Last year, his class of international students worked on a group painting with William Butler. Among bright colors and abstract shapes, they painted words in Chinese, Arabic, Russian, and some in English, like dream and love.

The Butlers started the arts crawl after opening their gallery nearly three years ago.

They moved to Camden from Des Moines, Iowa, where they were high school sweethearts and where they had spent most of their lives. Both have worked in impoverished communities in Jamaica, New Orleans, and on American Indian reservations in the West, but when he visited Camden, Butler said he felt compelled, by the people and the city, to move there.
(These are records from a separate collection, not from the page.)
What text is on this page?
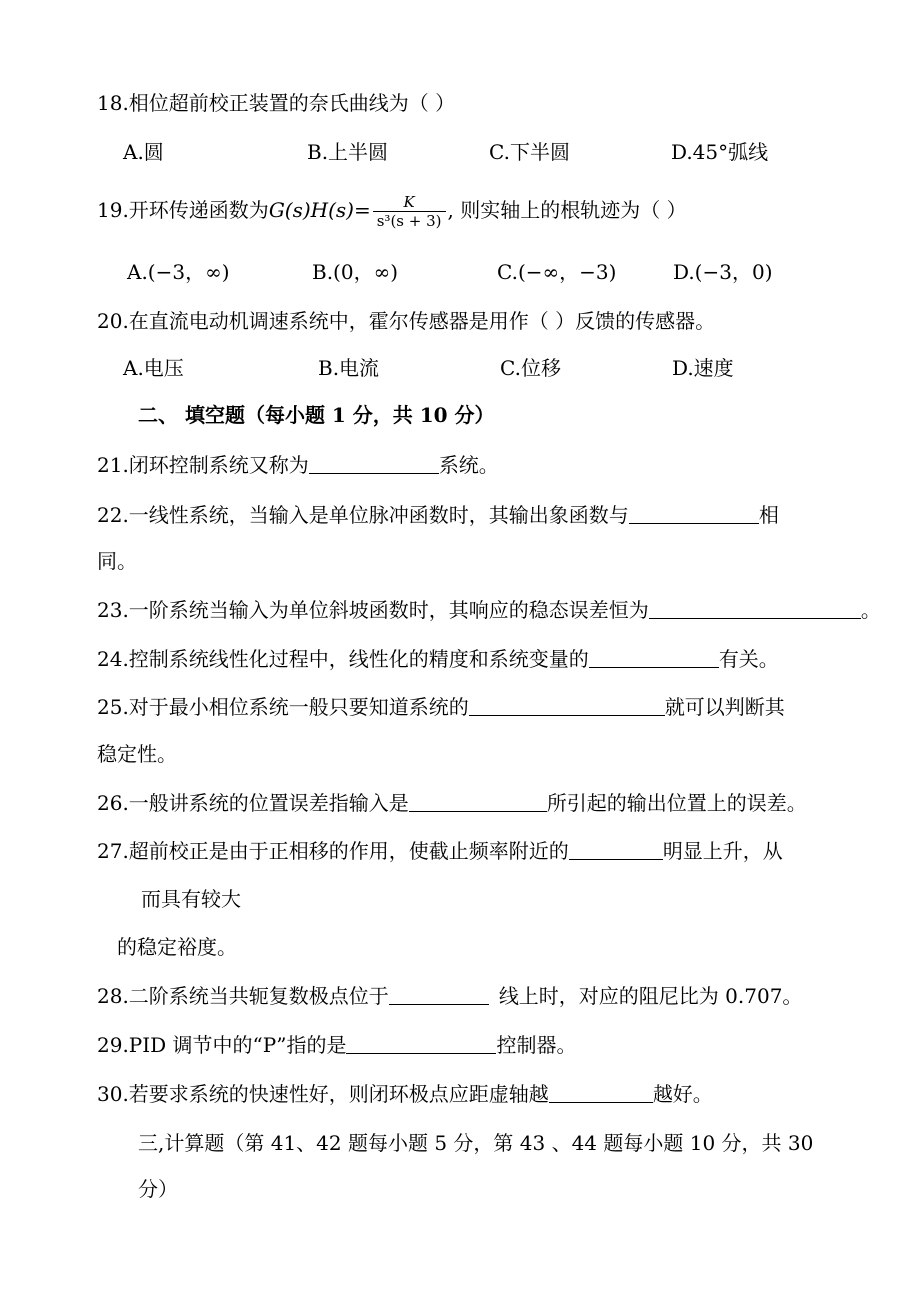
18.相位超前校正装置的奈氏曲线为（ ）
A.圆	B.上半圆	C.下半圆	D.45°弧线
19.开环传递函数为$G(s)H(s)= \frac{K}{\text{s³(s + 3)}}$ , 则实轴上的根轨迹为（ ）
A.(−3，∞)	B.(0，∞)	C.(−∞，−3)	D.(−3，0)
20.在直流电动机调速系统中，霍尔传感器是用作（ ）反馈的传感器。
A.电压	B.电流	C.位移	D.速度
二、 填空题（每小题 1 分，共 10 分）
21.闭环控制系统又称为	系统。
22.一线性系统，当输入是单位脉冲函数时，其输出象函数与	相
同。
23.一阶系统当输入为单位斜坡函数时，其响应的稳态误差恒为	。
24.控制系统线性化过程中，线性化的精度和系统变量的	有关。
25.对于最小相位系统一般只要知道系统的	就可以判断其
稳定性。
26.一般讲系统的位置误差指输入是	所引起的输出位置上的误差。
27.超前校正是由于正相移的作用，使截止频率附近的	明显上升，从
而具有较大
的稳定裕度。
28.二阶系统当共轭复数极点位于	线上时，对应的阻尼比为 0.707。
29.PID 调节中的“P”指的是	控制器。
30.若要求系统的快速性好，则闭环极点应距虚轴越	越好。
三,计算题（第 41、42 题每小题 5 分，第 43 、44 题每小题 10 分，共 30
分）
"We really have a heart for the impoverished and a heart for restoration - we were doing work in different parts of the country, and really seeing how marketplace and arts can come together and begin to impact a city and a neighborhood and a region," he said.

"We came here not knowing anyone, and now we feel like we're connected to so many wonderful people and organizations."

Butler, a painter for more than 20 years, showcases and sells his work at his gallery and studio on Front Street in the historic Cooper Grant neighborhood to pay bills and support his family. He is also frequently commissioned to make on-the-spot art at galas or other events. Ronja Butler runs the business side of things and homeschools their two sons, Carson and Kaden, both 13.

Attendance since the first art crawl in February 2012 has grown steadily, as have the number of venues participating, from three to 12 last week, Butler says,.

On Thursday, joining the Butlers' gallery, the Stedman Gallery held a performance inspired by the work of Edgar Allan Poe, IDEA Performing Arts screened the film Freedom Riders by Stanley Nelson, and Cooper River Distillers offered tours, among a number of events.

There will be no Third Thursday event in December, as it coincides with the holidays, but the arts crawl will return on Jan. 16.

Toward the end of the night last week, Russian student Marina Khachkinaeva sat at a keyboard and sang "Moon River" in the small, warm gallery. A spread of international foods was offered, along with wine and coffee.

Rocky Wilson, who has lived around the corner from the former firehouse since 1978, listened to the song, fondly recalling when it was played at his high school dance.

"It's nice for me because I've seen other places do things like this but Camden never did. This is actually something people are coming to," he said, munching on a spring roll. "It's a sign of the second renaissance."